La situation des médecins, pharmaciens et chirurgiens-dentistes en spécialisation constitue également un point de préoccupation. Le Collectif des médecins, pharmaciens et chirurgiens-dentistes en spécialisation (COMES) avait notamment dénoncé les retards dans le paiement des indemnités liées aux stages ruraux et rejoint le mouvement de septembre.
Le ministère réaffirme sa disponibilité
De son côté, le ministère de la Santé et de l’Hygiène publique assure avoir pris les dispositions nécessaires pour garantir la continuité des soins dans les structures publiques. La tutelle réaffirme également sa disponibilité à poursuivre les discussions avec les représentants syndicaux.
Le désaccord s’est accentué après une rencontre technique organisée le 7 septembre. Les représentants du SAMES avaient quitté la réunion, exigeant la présence du ministre de la Santé dès l’ouverture des échanges. Le ministère avait expliqué que le ministre, retenu par d’autres obligations, avait prévu de rejoindre la rencontre ultérieurement.

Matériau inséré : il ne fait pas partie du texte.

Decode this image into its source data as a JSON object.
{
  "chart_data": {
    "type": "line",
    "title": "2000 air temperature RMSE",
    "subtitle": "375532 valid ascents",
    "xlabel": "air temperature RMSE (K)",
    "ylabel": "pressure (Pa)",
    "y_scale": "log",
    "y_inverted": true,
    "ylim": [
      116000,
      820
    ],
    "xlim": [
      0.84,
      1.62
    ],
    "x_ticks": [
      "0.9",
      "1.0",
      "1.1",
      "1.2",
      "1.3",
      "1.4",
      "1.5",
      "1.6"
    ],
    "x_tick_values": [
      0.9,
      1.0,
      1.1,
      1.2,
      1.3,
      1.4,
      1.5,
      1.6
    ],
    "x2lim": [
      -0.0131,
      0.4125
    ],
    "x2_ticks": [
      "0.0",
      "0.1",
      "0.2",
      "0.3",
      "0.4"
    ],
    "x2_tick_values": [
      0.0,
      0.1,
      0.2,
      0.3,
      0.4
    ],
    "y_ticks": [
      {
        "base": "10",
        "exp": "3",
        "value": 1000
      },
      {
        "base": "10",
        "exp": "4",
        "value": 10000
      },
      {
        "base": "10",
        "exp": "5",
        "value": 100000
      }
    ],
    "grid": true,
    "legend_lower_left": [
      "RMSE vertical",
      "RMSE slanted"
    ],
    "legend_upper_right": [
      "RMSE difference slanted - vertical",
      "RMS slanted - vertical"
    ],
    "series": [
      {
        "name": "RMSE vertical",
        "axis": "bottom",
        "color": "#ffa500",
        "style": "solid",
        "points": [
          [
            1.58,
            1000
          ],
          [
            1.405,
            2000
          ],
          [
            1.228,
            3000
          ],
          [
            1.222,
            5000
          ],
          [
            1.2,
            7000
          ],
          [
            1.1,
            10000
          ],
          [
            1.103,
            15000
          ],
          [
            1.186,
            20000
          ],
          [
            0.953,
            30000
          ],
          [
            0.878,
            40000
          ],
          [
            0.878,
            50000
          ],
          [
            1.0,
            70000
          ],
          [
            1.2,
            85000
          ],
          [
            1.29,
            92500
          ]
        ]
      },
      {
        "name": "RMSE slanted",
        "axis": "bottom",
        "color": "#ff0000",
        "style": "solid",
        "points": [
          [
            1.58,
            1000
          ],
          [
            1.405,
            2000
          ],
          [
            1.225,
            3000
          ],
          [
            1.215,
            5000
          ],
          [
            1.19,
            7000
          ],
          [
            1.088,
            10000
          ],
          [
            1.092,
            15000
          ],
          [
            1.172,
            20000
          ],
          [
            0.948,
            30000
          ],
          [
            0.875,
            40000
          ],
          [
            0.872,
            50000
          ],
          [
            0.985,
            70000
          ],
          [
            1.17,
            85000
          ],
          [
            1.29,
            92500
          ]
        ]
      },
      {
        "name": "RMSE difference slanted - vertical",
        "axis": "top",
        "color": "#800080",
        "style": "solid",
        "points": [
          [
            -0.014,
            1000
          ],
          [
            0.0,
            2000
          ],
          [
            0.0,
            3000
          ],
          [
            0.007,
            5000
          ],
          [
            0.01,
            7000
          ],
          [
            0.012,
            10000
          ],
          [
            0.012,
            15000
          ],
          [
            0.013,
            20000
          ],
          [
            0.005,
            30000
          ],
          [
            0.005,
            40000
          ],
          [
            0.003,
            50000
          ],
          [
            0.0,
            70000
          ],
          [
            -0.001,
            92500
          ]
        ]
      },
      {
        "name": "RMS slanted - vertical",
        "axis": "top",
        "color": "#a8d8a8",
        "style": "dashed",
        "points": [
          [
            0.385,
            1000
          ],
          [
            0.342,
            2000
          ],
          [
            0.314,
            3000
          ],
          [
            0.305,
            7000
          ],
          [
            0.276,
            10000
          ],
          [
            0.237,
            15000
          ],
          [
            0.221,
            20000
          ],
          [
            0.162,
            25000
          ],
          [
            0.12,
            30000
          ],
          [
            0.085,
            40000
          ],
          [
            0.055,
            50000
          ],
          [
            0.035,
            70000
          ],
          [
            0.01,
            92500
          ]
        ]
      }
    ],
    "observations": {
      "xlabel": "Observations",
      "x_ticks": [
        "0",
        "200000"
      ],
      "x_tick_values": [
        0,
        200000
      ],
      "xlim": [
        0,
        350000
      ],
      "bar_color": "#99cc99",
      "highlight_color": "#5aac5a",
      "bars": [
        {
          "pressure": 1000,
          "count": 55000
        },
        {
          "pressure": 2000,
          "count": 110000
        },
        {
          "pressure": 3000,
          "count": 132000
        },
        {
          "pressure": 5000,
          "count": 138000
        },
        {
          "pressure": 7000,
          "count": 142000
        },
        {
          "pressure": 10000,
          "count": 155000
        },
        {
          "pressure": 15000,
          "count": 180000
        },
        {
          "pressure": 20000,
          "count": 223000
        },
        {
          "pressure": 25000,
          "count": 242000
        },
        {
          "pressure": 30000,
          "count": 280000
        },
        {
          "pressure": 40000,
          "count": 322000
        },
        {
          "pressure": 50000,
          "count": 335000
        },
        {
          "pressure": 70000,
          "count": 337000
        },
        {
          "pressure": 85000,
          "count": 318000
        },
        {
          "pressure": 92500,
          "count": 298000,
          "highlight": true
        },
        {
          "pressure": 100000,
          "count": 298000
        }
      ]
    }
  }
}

En dépit de cette tension, le gouvernement et le syndicat restent confrontés à la nécessité de trouver un terrain d’entente pour éviter une perturbation prolongée des services de santé.
Le nouveau mot d’ordre des 16 et 17 septembre place ainsi les autorités sanitaires face à l’urgence de répondre aux revendications des praticiens et de préserver la continuité des soins au bénéfice des populations.